Thankfully, most of us don’t live in Mammoth Cave, or the constant darkness it imposes. We routinely experience light from the sun that comes to the rescue of our imprecise, overrunning internal circadian clock. Sunlight acts like a manipulating finger and thumb on the side-dial of an imprecise wristwatch. The light of the sun methodically resets our inaccurate internal timepiece each and every day, “winding” us back to precisely, not approximately, twenty-four hours.fn4
It is no coincidence that the brain uses daylight for this resetting purpose. Daylight is the most reliable, repeating signal that we have in our environment. Since the birth of our planet, and every single day thereafter without fail, the sun has always risen in the morning and set in the evening.
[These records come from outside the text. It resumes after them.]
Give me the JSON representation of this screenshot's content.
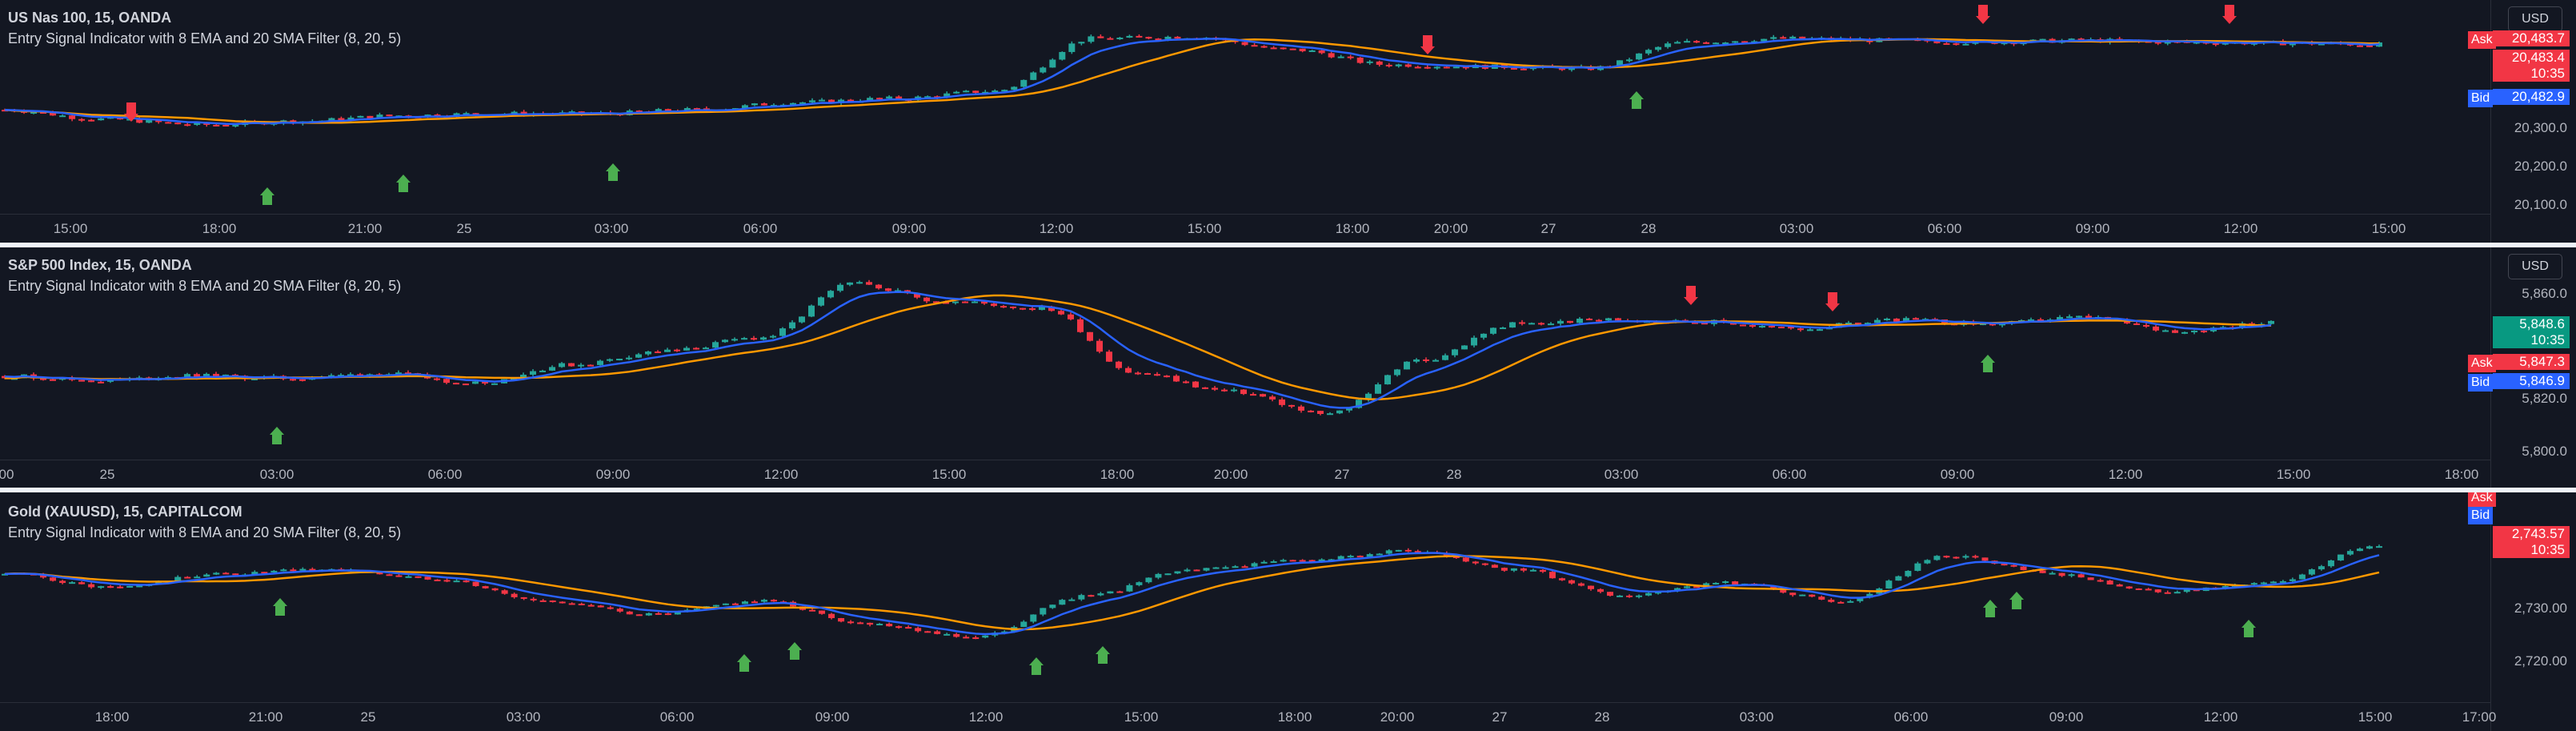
{
  "currency_button": "USD",
  "colors": {
    "up": "#26a69a",
    "down": "#f23645",
    "ema": "#2962ff",
    "sma": "#ff9800",
    "buy": "#4caf50",
    "sell": "#f23645",
    "ask": "#f23645",
    "bid": "#2962ff"
  },
  "panes": [
    {
      "symbol": "US Nas 100, 15, OANDA",
      "indicator": "Entry Signal Indicator with 8 EMA and 20 SMA Filter (8, 20, 5)",
      "price_ticks": [
        "20,300.0",
        "20,200.0",
        "20,100.0"
      ],
      "time_ticks": [
        "15:00",
        "18:00",
        "21:00",
        "25",
        "03:00",
        "06:00",
        "09:00",
        "12:00",
        "15:00",
        "18:00",
        "20:00",
        "27",
        "28",
        "03:00",
        "06:00",
        "09:00",
        "12:00",
        "15:00"
      ],
      "ask_label": "Ask",
      "ask_price": "20,483.7",
      "current_price": "20,483.4",
      "countdown": "10:35",
      "bid_label": "Bid",
      "bid_price": "20,482.9"
    },
    {
      "symbol": "S&P 500 Index, 15, OANDA",
      "indicator": "Entry Signal Indicator with 8 EMA and 20 SMA Filter (8, 20, 5)",
      "price_ticks": [
        "5,860.0",
        "5,820.0",
        "5,800.0"
      ],
      "time_ticks": [
        "00",
        "25",
        "03:00",
        "06:00",
        "09:00",
        "12:00",
        "15:00",
        "18:00",
        "20:00",
        "27",
        "28",
        "03:00",
        "06:00",
        "09:00",
        "12:00",
        "15:00",
        "18:00"
      ],
      "ask_label": "Ask",
      "ask_price": "5,847.3",
      "current_price": "5,848.6",
      "countdown": "10:35",
      "bid_label": "Bid",
      "bid_price": "5,846.9"
    },
    {
      "symbol": "Gold (XAUUSD), 15, CAPITALCOM",
      "indicator": "Entry Signal Indicator with 8 EMA and 20 SMA Filter (8, 20, 5)",
      "price_ticks": [
        "2,730.00",
        "2,720.00"
      ],
      "time_ticks": [
        "18:00",
        "21:00",
        "25",
        "03:00",
        "06:00",
        "09:00",
        "12:00",
        "15:00",
        "18:00",
        "20:00",
        "27",
        "28",
        "03:00",
        "06:00",
        "09:00",
        "12:00",
        "15:00",
        "17:00"
      ],
      "ask_label": "Ask",
      "ask_price": "",
      "current_price": "2,743.57",
      "countdown": "10:35",
      "bid_label": "Bid",
      "bid_price": ""
    }
  ],
  "chart_data": [
    {
      "type": "candlestick",
      "title": "US Nas 100, 15, OANDA",
      "ylim": [
        20080,
        20560
      ],
      "x": [
        "15:00",
        "18:00",
        "21:00",
        "25",
        "03:00",
        "06:00",
        "09:00",
        "12:00",
        "15:00",
        "18:00",
        "20:00",
        "27",
        "28",
        "03:00",
        "06:00",
        "09:00",
        "12:00",
        "15:00"
      ],
      "close_trend": [
        20310,
        20285,
        20270,
        20280,
        20295,
        20300,
        20300,
        20310,
        20330,
        20340,
        20360,
        20500,
        20505,
        20470,
        20430,
        20425,
        20420,
        20490,
        20500,
        20495,
        20490,
        20495,
        20490,
        20488,
        20484
      ],
      "series": [
        {
          "name": "8 EMA",
          "color": "#2962ff"
        },
        {
          "name": "20 SMA",
          "color": "#ff9800"
        }
      ]
    },
    {
      "type": "candlestick",
      "title": "S&P 500 Index, 15, OANDA",
      "ylim": [
        5795,
        5875
      ],
      "x": [
        "00",
        "25",
        "03:00",
        "06:00",
        "09:00",
        "12:00",
        "15:00",
        "18:00",
        "20:00",
        "27",
        "28",
        "03:00",
        "06:00",
        "09:00",
        "12:00",
        "15:00",
        "18:00"
      ],
      "close_trend": [
        5825,
        5823,
        5825,
        5824,
        5826,
        5822,
        5830,
        5836,
        5842,
        5866,
        5858,
        5855,
        5826,
        5818,
        5808,
        5832,
        5848,
        5850,
        5849,
        5846,
        5850,
        5848,
        5851,
        5845,
        5848.6
      ],
      "series": [
        {
          "name": "8 EMA",
          "color": "#2962ff"
        },
        {
          "name": "20 SMA",
          "color": "#ff9800"
        }
      ]
    },
    {
      "type": "candlestick",
      "title": "Gold (XAUUSD), 15, CAPITALCOM",
      "ylim": [
        2716,
        2748
      ],
      "x": [
        "18:00",
        "21:00",
        "25",
        "03:00",
        "06:00",
        "09:00",
        "12:00",
        "15:00",
        "18:00",
        "20:00",
        "27",
        "28",
        "03:00",
        "06:00",
        "09:00",
        "12:00",
        "15:00",
        "17:00"
      ],
      "close_trend": [
        2737,
        2734,
        2737,
        2738,
        2736,
        2731,
        2728,
        2731,
        2726,
        2723,
        2732,
        2738,
        2740,
        2742,
        2738,
        2732,
        2735,
        2731,
        2741,
        2737,
        2733,
        2735,
        2743.57
      ],
      "series": [
        {
          "name": "8 EMA",
          "color": "#2962ff"
        },
        {
          "name": "20 SMA",
          "color": "#ff9800"
        }
      ]
    }
  ]
}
Indeed, the reason most living species likely adopted a circadian rhythm is to synchroni
ze themselves and their activities, both internal (e.g., temperature) and external (e.g., feeding), with the daily orbital mechanics of planet Earth spinning on its axis, resulting in regular phases of light (sun facing) and dark (sun hiding).
Yet daylight isn’t the only signal that the brain can latch on to for the purpose of biological clock resetting, though it is the principal and preferential signal, when present. So long as they are reliably repeating, the brain can also use other external cues, such as food, exercise, temperature fluctuations, and even regularly timed social interaction. All of these events have the ability to reset the biological clock, allowing it to strike a precise twenty-four-hour note. It is the reason that individuals with certain forms of blindness do not entirely lose their circadian rhythm. Despite not receiving light cues due to their blindness, other phenomena act as their resetting triggers. Any signal that the brain uses for the purpose of clock resetting is termed a zeitgeber, from the German “time giver” or “synchronizer.” Thus, while light is the most reliable and thus the primary zeitgeber, there are many factors that can be used in addition to, or in the absence of, daylight.
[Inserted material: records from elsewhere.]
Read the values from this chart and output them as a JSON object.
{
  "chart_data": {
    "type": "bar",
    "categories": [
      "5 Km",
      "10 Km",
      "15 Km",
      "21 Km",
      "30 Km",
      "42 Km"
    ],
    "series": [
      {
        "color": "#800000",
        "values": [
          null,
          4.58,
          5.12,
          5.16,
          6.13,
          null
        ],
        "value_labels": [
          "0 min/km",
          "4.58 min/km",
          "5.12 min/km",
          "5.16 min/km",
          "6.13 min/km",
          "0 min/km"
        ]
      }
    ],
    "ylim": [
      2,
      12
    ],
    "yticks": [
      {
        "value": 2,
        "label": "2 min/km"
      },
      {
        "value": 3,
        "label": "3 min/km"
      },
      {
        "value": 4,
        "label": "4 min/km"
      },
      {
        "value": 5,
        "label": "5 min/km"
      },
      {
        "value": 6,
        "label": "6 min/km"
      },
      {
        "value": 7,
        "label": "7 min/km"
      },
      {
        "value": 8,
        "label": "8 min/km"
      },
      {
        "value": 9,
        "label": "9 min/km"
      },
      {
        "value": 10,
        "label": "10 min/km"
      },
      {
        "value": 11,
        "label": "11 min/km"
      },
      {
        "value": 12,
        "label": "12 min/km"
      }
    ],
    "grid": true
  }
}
The twenty-four-hour biological clock sitting in the middle of your brain is called the suprachiasmatic (pronounced soo-pra-kai-as-MAT-ik) nucleus. As with much of anatomical language, the name, while far from easy to pronounce, is instructional: supra, meaning above, and chiasm, meaning a crossing point. The crossing point is that of the optic nerves coming from your eyeballs. Those nerves meet in the middle of your brain, and then effectively switch sides. The suprachiasmatic nucleus is located just above this intersection for a good reason. It “samples” the light signal being sent from each eye along the optic nerves as they head toward the back of the brain for visual processing. The suprachiasmatic nucleus uses this reliable light information to reset its inherent time inaccuracy to a crisp twenty-four-hour cycle, preventing any drift.